Malta has had black moods of impending doom before. But this time it’s different.

The difference is not that it was imaginary before but that this time it’s real. The past does show us episodes where we danced on the precipice, even though we pulled through. And our fate isn’t sealed. We’re still in time to pull away from the precipice, once more.

The difference has two dimensions. One concerns the personnel. In the past, apocalypse was attributed to the Nemesis, the other party of government. But your own party of preference, whatever your grievances with it (you always had some), could save you from the worst.

Most post-Independence general elections have been fought with a Big Issue in the balance: democracy, EU membership, justice. Whatever your views, you had an alternative that gave you hope.

If you lost, you had five years of feeling in purgatory, hell or (for a special category of senior government officials) limbo. Five years later, though, you felt back in the game: you could hope in an alternative and it was electorally competitive.

Remember how you felt four years ago today, whoever you voted for. The Big Issue (which had a no-show in 2013) was back. And whichever mass meeting you attended, the atmosphere was electric, both sides convinced they could win.

The polls themselves foresaw (accurately as it turned out) a Labour landslide. But that’s not how it felt – and that’s the entire point here. If you were Labour, you were glowing with the conviction that the best had yet to come. If you were Nationalist, or at least anti-Joseph Muscat, you thought there was hope (not quite “believed”) that the 2013 landslide could be reversed.

Everyone, no matter who they voted for, believed progress and justice was within reach.

Compare with the situation today. Labour is on course for another landslide victory within a year. That’s reflected in the depression felt by the PN’s core supporters. Yet, there’s also a lack of elation in many segments of Labour’s support: people who will still vote for it – indeed, who may actually be activists – but who feel disenchanted or worse.

Twenty years ago, we went through a period of general disenchantment. Many Labour supporters felt they couldn’t win with Alfred Sant. The PN leader, Eddie Fenech Adami, had been leader for a quarter of a century. The then archbishop, Joseph Mercieca, had been in office for even longer. In that instance, though, it was believed that the problems could be solved with a good change of leaders. Today, the two major parties look like they’re only a nudge away from implosion.

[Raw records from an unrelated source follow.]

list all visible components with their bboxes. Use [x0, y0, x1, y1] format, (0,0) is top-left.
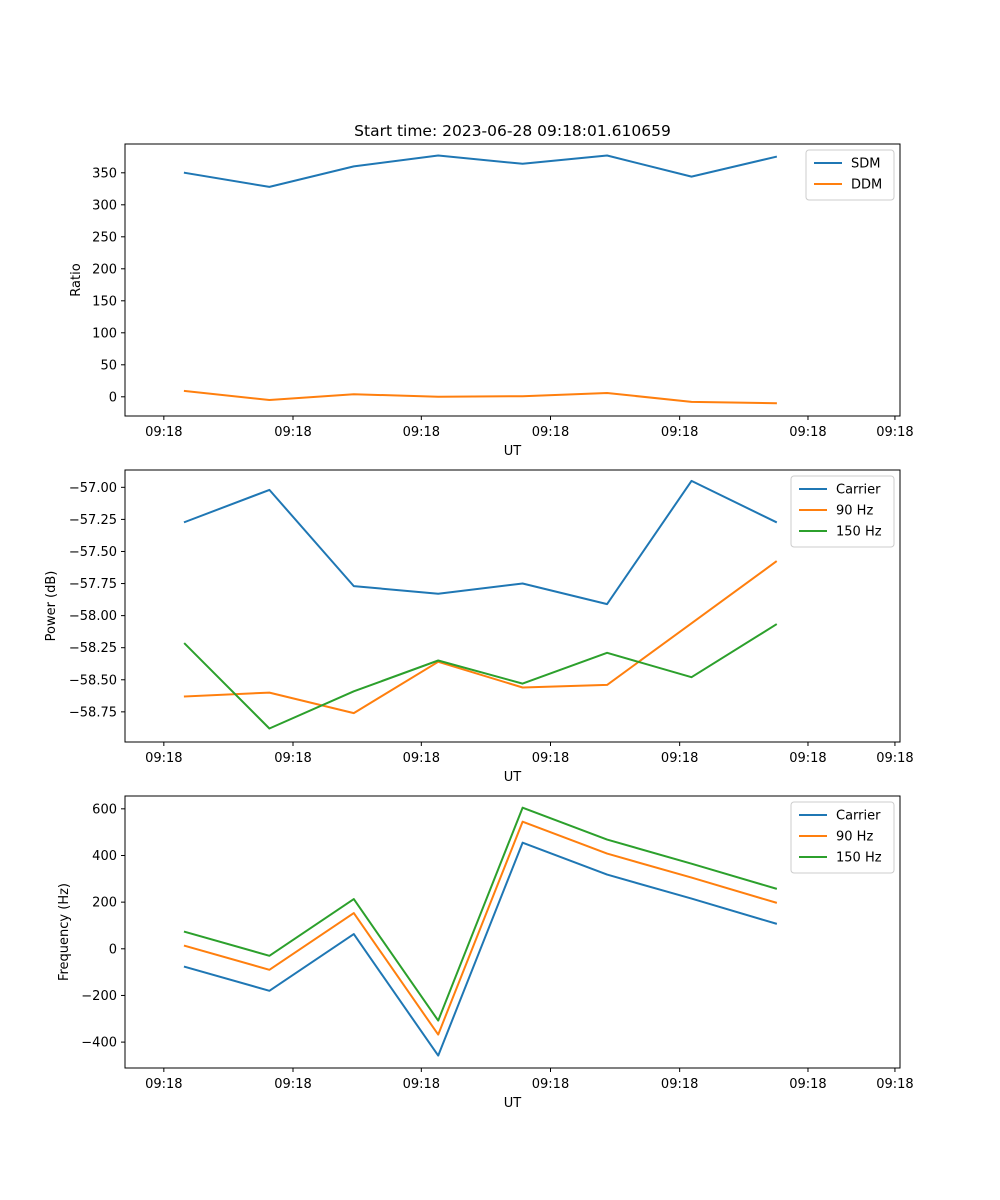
- series-line-carrier: [183, 479, 778, 606]
- chart-title: Start time: 2023-06-28 09:18:01.610659: [354, 122, 671, 140]
- y-tick-label: −58.25: [69, 641, 117, 656]
- y-tick-label: −400: [81, 1036, 117, 1051]
- y-tick-label: 300: [92, 198, 117, 213]
- legend: SDM DDM: [805, 149, 895, 201]
- x-tick-label: 09:18: [876, 751, 913, 766]
- y-tick-label: −58.75: [69, 705, 117, 720]
- x-tick-label: 09:18: [274, 751, 311, 766]
- x-tick-label: 09:18: [661, 425, 698, 440]
- y-tick-label: 0: [109, 390, 117, 405]
- x-tick-label: 09:18: [403, 425, 440, 440]
- x-tick-label: 09:18: [876, 1077, 913, 1092]
- x-tick-label: 09:18: [145, 425, 182, 440]
- y-tick-label: 200: [92, 896, 117, 911]
- y-tick-label: 150: [92, 294, 117, 309]
- x-tick-label: 09:18: [274, 1077, 311, 1092]
- legend-label: 150 Hz: [836, 525, 882, 540]
- y-tick-label: −200: [81, 989, 117, 1004]
- legend-label: Carrier: [836, 483, 881, 498]
- legend-label: 90 Hz: [836, 830, 873, 845]
- y-tick-label: 0: [109, 942, 117, 957]
- series-line-sdm: [183, 154, 778, 188]
- y-axis-label: Power (dB): [44, 571, 59, 642]
- x-tick-label: 09:18: [532, 425, 569, 440]
- x-tick-label: 09:18: [661, 1077, 698, 1092]
- x-tick-label: 09:18: [789, 1077, 826, 1092]
- legend-label: 90 Hz: [836, 504, 873, 519]
- x-tick-label: 09:18: [789, 425, 826, 440]
- x-tick-label: 09:18: [532, 1077, 569, 1092]
- legend-label: 150 Hz: [836, 851, 882, 866]
- x-tick-label: 09:18: [661, 751, 698, 766]
- y-tick-label: −57.25: [69, 513, 117, 528]
- y-tick-label: 200: [92, 262, 117, 277]
- y-tick-label: −57.00: [69, 481, 117, 496]
- legend-label: SDM: [851, 157, 880, 172]
- x-tick-label: 09:18: [789, 751, 826, 766]
- legend-label: Carrier: [836, 809, 881, 824]
- x-tick-label: 09:18: [403, 1077, 440, 1092]
- y-tick-label: −58.00: [69, 609, 117, 624]
- series-line-90-hz: [183, 560, 778, 715]
- y-axis-label: Ratio: [69, 263, 84, 296]
- axes-frame: [124, 143, 901, 417]
- series-line-150-hz: [183, 623, 778, 730]
- legend: Carrier 90 Hz 150 Hz: [790, 801, 895, 874]
- series-line-ddm: [183, 389, 777, 405]
- x-tick-label: 09:18: [274, 425, 311, 440]
- x-tick-label: 09:18: [876, 425, 913, 440]
- y-tick-label: −58.50: [69, 673, 117, 688]
- x-tick-label: 09:18: [145, 751, 182, 766]
- subplot-2: −58.75 −58.50 −58.25 −58.00 −57.75 −57.50 −57.…: [44, 469, 914, 785]
- y-tick-label: 50: [100, 358, 117, 373]
- legend-box: [790, 801, 895, 874]
- y-tick-label: −57.75: [69, 577, 117, 592]
- y-tick-label: 600: [92, 802, 117, 817]
- y-tick-label: 250: [92, 230, 117, 245]
- x-axis-label: UT: [504, 444, 522, 459]
- legend: Carrier 90 Hz 150 Hz: [790, 475, 895, 548]
- y-tick-label: 100: [92, 326, 117, 341]
- y-tick-label: 400: [92, 849, 117, 864]
- y-tick-label: −57.50: [69, 545, 117, 560]
- y-axis-label: Frequency (Hz): [57, 883, 72, 981]
- axes-frame: [124, 795, 901, 1069]
- axes-frame: [124, 469, 901, 743]
- series-line-150-hz: [183, 806, 778, 1022]
- legend-box: [805, 149, 895, 201]
- series-line-carrier: [183, 841, 778, 1057]
- subplot-1: 0 50 100 150 200 250 300 350 09:18 09:18 09:18 09:1…: [69, 122, 914, 459]
- subplots-container: 0 50 100 150 200 250 300 350 09:18 09:18 09:18 09:1…: [44, 122, 914, 1111]
- x-tick-label: 09:18: [403, 751, 440, 766]
- x-tick-label: 09:18: [532, 751, 569, 766]
- subplot-3: −400 −200 0 200 400 600 09:18 09:18 09:18 09:18 09…: [57, 795, 914, 1111]
- legend-box: [790, 475, 895, 548]
- series-line-90-hz: [183, 820, 778, 1036]
- x-axis-label: UT: [504, 770, 522, 785]
- x-tick-label: 09:18: [145, 1077, 182, 1092]
- y-tick-label: 350: [92, 166, 117, 181]
- x-axis-label: UT: [504, 1096, 522, 1111]
- legend-label: DDM: [851, 178, 882, 193]
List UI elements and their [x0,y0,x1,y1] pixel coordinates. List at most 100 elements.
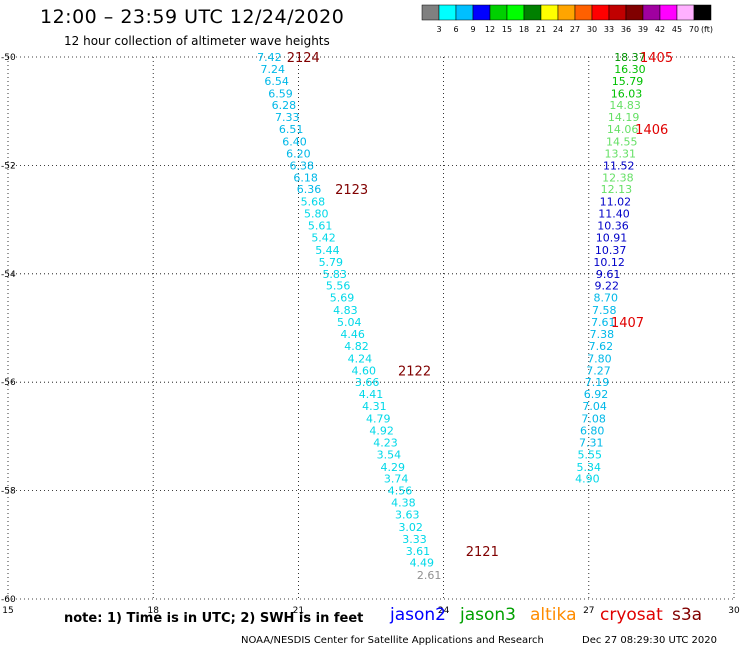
pass-label: 2123 [335,183,368,198]
colorbar-label: 18 [519,25,529,34]
colorbar-label: 36 [621,25,631,34]
data-point-jason2: 4.41 [359,388,384,401]
y-tick-label: -50 [1,53,16,63]
data-point-jason2: 5.42 [311,231,336,244]
data-point-jason3: 7.08 [581,413,606,426]
data-point-jason3: 11.40 [598,208,630,221]
x-tick-label: 27 [583,606,594,616]
data-point-jason3: 11.02 [600,196,632,209]
data-point-jason2: 4.29 [381,461,406,474]
legend-altika: altika [530,605,577,625]
data-point-jason3: 14.55 [606,136,638,149]
data-point-jason3: 7.58 [592,304,617,317]
data-point-jason3: 8.70 [593,292,618,305]
data-point-jason2: 4.60 [351,364,376,377]
data-point-jason2: 6.54 [264,75,289,88]
colorbar-swatch [489,4,508,21]
data-point-jason3: 7.38 [590,328,615,341]
colorbar-swatch [676,4,695,21]
x-tick-label: 15 [2,606,13,616]
colorbar-swatch [557,4,576,21]
data-point-jason2: 4.46 [340,328,365,341]
colorbar-label: 30 [587,25,597,34]
data-point-jason2: 6.40 [282,136,307,149]
data-point-jason3: 4.90 [575,473,600,486]
data-point-jason3: 7.61 [591,316,616,329]
pass-label: 1405 [640,51,673,66]
data-point-jason2: 4.56 [388,485,413,498]
colorbar-label: 9 [470,25,475,34]
colorbar-swatch [421,4,440,21]
colorbar-swatch [438,4,457,21]
data-point-jason3: 12.38 [602,171,634,184]
data-point-jason2: 4.38 [391,497,416,510]
pass-label: 1406 [635,123,668,138]
colorbar-swatch [455,4,474,21]
colorbar-swatch [591,4,610,21]
data-point-jason2: 3.54 [377,448,402,461]
data-point-jason2: 7.33 [275,111,300,124]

The PN is full of people who detest each other so much they’ve lost almost all sense of cohesion. The Labour leadership clearly judges it cannot distance itself from its manifestly corrupt politicians and associates without risking an electoral backlash.

Neither party has what it takes to fill you with hope for a change for the better, unless there’s a radical change in both parties.

What else would have motivated Sant and George Vella – respectively Labour leader and deputy leader 20 years ago – to issue loud public criticisms about the dangers of overdevelopment? Only a sense that they think public opinion needs to be mobilised because, otherwise, their own party won’t change direction.

The second difference concerns time. The old sense of doom was tied to a sense that it wouldn’t be final. The pendulum could swing towards you again. History went through cycles and your turn would come.

This time there’s also an increasing sense of doom linked to collapse, not recurrence- Ranier Fsadni

There’s still some of that. But this time there’s also an increasing sense of doom linked to collapse, not recurrence.

Collapse – irreversible loss – is associated mainly with the environment and the ruin of Gozo is the main symbol.

Environmental degradation has long been coming. But, in previous years, there was always room for optimism that enough of the environment could be saved. Today, there is only fatalism and resentment.

We’ve seen other collapses, though: houses and banks and a close shave with Moneyval. They feed into the metaphor.

In 2002, the European Union featured differently in the national debate. Then, the EU fancied the 21st century would belong to it. An opening to the southern Mediterranean (a free trade area) was targeted for 2010. Turkey’s EU membership was a real prospect. The eastern frontier was peaceful, while the southern frontier – the sea – was conceived primarily as an economic and ecological zone.

Within all this, Malta could dream of playing a significant role in an expansive Mediterranean future.

All that’s gone for the foreseeable future. Europe’s borders are now all bloody or belligerent. The free trade area isn’t even mentioned. The sea is a graveyard. Turkey’s membership prospects are close to zero. The EU was designed to cage the nationalist tiger but, within Europe itself, the cage is unlocked.

Back in 2002, Malta could envision how its economy could grow within Europe. In 2021, some of its critical industries are based on principles that go against the trend of European governance.

This is the anatomy of our current sense of apocalypse:

Our politics has ceased to be competitive, which has made both our major parties behave recklessly, toying with implosion.

Our economic policy has lost touch with the business cycle, having been based on the illusory promise of eternal growth, without a thought for what happens when things slump or international institutions catch up with us.

Above all, the disappearing habitable environment serves to remind us of time running out. And it will if we continue to think we must choose between justice and the economy.

An economy without justice will collapse. Justice in a struggling economy will give way to the law of the strongman.